The Surveillance: Citizen and State report published today by the House of Lords Select Committee on the Constitution warned of the dangers to individual privacy inherent in any new surveillance or personal data collection systems.
“Many of these surveillance practices are unknown to most people, and their potential consequences are not fully appreciated,” the report stated.
Jonathan Bamford, Assistant Commissioner at the Information Commissioner’s Office, (ICO) welcomed the report’s calls for more consultation, planning, enforcement and security measures.
“For sometime we have warned about the dangers of sleepwalking into a surveillance society and the risks to the privacy of individuals,” he said. “We welcome the report, which recognises the inherent risks in increasing levels of surveillance and data collection.”

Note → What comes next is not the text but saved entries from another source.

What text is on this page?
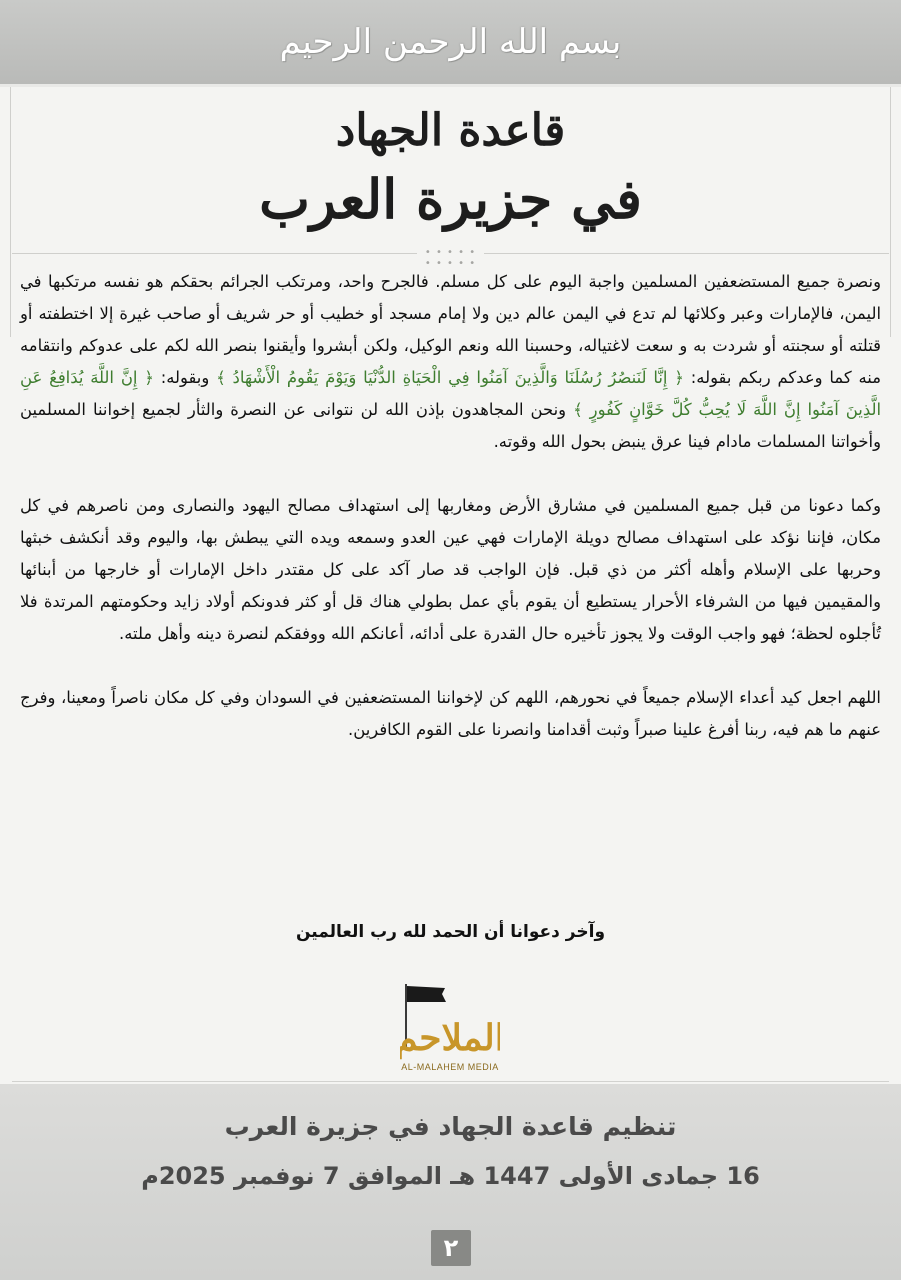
بسم الله الرحمن الرحيم
قاعدة الجهاد
في جزيرة العرب
• • • • • • • • • •

ونصرة جميع المستضعفين المسلمين واجبة اليوم على كل مسلم. فالجرح واحد، ومرتكب الجرائم بحقكم هو نفسه مرتكبها في اليمن، فالإمارات وعبر وكلائها لم تدع في اليمن عالم دين ولا إمام مسجد أو خطيب أو حر شريف أو صاحب غيرة إلا اختطفته أو قتلته أو سجنته أو شردت به و سعت لاغتياله، وحسبنا الله ونعم الوكيل، ولكن أبشروا وأيقنوا بنصر الله لكم على عدوكم وانتقامه منه كما وعدكم ربكم بقوله: ﴿ إِنَّا لَنَنصُرُ رُسُلَنَا وَالَّذِينَ آمَنُوا فِي الْحَيَاةِ الدُّنْيَا وَيَوْمَ يَقُومُ الْأَشْهَادُ ﴾ وبقوله: ﴿ إِنَّ اللَّهَ يُدَافِعُ عَنِ الَّذِينَ آمَنُوا إِنَّ اللَّهَ لَا يُحِبُّ كُلَّ خَوَّانٍ كَفُورٍ ﴾ ونحن المجاهدون بإذن الله لن نتوانى عن النصرة والثأر لجميع إخواننا المسلمين وأخواتنا المسلمات مادام فينا عرق ينبض بحول الله وقوته.

وكما دعونا من قبل جميع المسلمين في مشارق الأرض ومغاربها إلى استهداف مصالح اليهود والنصارى ومن ناصرهم في كل مكان، فإننا نؤكد على استهداف مصالح دويلة الإمارات فهي عين العدو وسمعه ويده التي يبطش بها، واليوم وقد أنكشف خبثها وحربها على الإسلام وأهله أكثر من ذي قبل. فإن الواجب قد صار آكد على كل مقتدر داخل الإمارات أو خارجها من أبنائها والمقيمين فيها من الشرفاء الأحرار يستطيع أن يقوم بأي عمل بطولي هناك قل أو كثر فدونكم أولاد زايد وحكومتهم المرتدة فلا تُأجلوه لحظة؛ فهو واجب الوقت ولا يجوز تأخيره حال القدرة على أدائه، أعانكم الله ووفقكم لنصرة دينه وأهل ملته.

اللهم اجعل كيد أعداء الإسلام جميعاً في نحورهم، اللهم كن لإخواننا المستضعفين في السودان وفي كل مكان ناصراً ومعينا، وفرج عنهم ما هم فيه، ربنا أفرغ علينا صبراً وثبت أقدامنا وانصرنا على القوم الكافرين.

وآخر دعوانا أن الحمد لله رب العالمين
الملاحم
AL-MALAHEM MEDIA
تنظيم قاعدة الجهاد في جزيرة العرب
16 جمادى الأولى 1447 هـ الموافق 7 نوفمبر 2025م
٢
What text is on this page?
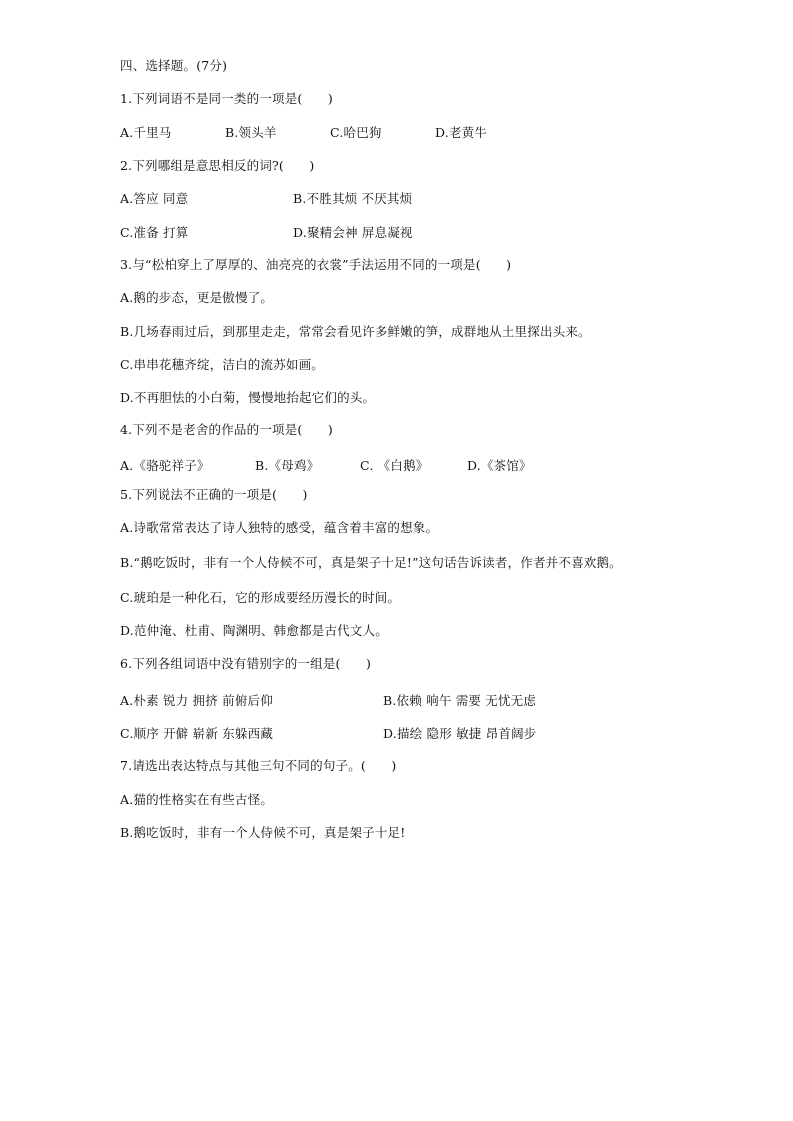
四、选择题。(7分)
1.下列词语不是同一类的一项是(　　)
A.千里马	B.领头羊	C.哈巴狗	D.老黄牛
2.下列哪组是意思相反的词?(　　)
A.答应 同意	B.不胜其烦 不厌其烦
C.准备 打算	D.聚精会神 屏息凝视
3.与“松柏穿上了厚厚的、油亮亮的衣裳”手法运用不同的一项是(　　)
A.鹅的步态，更是傲慢了。
B.几场春雨过后，到那里走走，常常会看见许多鲜嫩的笋，成群地从土里探出头来。
C.串串花穗齐绽，洁白的流苏如画。
D.不再胆怯的小白菊，慢慢地抬起它们的头。
4.下列不是老舍的作品的一项是(　　)
A.《骆驼祥子》	B.《母鸡》	C. 《白鹅》	D.《茶馆》
5.下列说法不正确的一项是(　　)
A.诗歌常常表达了诗人独特的感受，蕴含着丰富的想象。
B.“鹅吃饭时，非有一个人侍候不可，真是架子十足!”这句话告诉读者，作者并不喜欢鹅。
C.琥珀是一种化石，它的形成要经历漫长的时间。
D.范仲淹、杜甫、陶渊明、韩愈都是古代文人。
6.下列各组词语中没有错别字的一组是(　　)
A.朴素 锐力 拥挤 前俯后仰	B.依赖 响午 需要 无忧无虑
C.顺序 开僻 崭新 东躲西藏	D.描绘 隐形 敏捷 昂首阔步
7.请选出表达特点与其他三句不同的句子。(　　)
A.猫的性格实在有些古怪。
B.鹅吃饭时，非有一个人侍候不可，真是架子十足!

The report said that powers the ICO had long lobbied for to carry out spot data security checks in public organisations, and which were granted late last year, should be extended to the private sector given the growing rate of public/private data exchange.
Bamfield agreed: “We would have preferred to have this power to undertake audits extended to private sector organisations as well and we are pleased the Committee agrees.”
He added that the ICO had made representations to the government that it needs access to the private sector even where it does not secure consent.
“Organisations which refuse to allow the Commissioner to carry out inspections are likely to be those with something to hide,” the report added.
The report also recommended that all personal data should be encrypted as standard, while Bamfield added that: “Organisations should minimise the amount of information collected and only share this with others in well justified precisely defined circumstances.”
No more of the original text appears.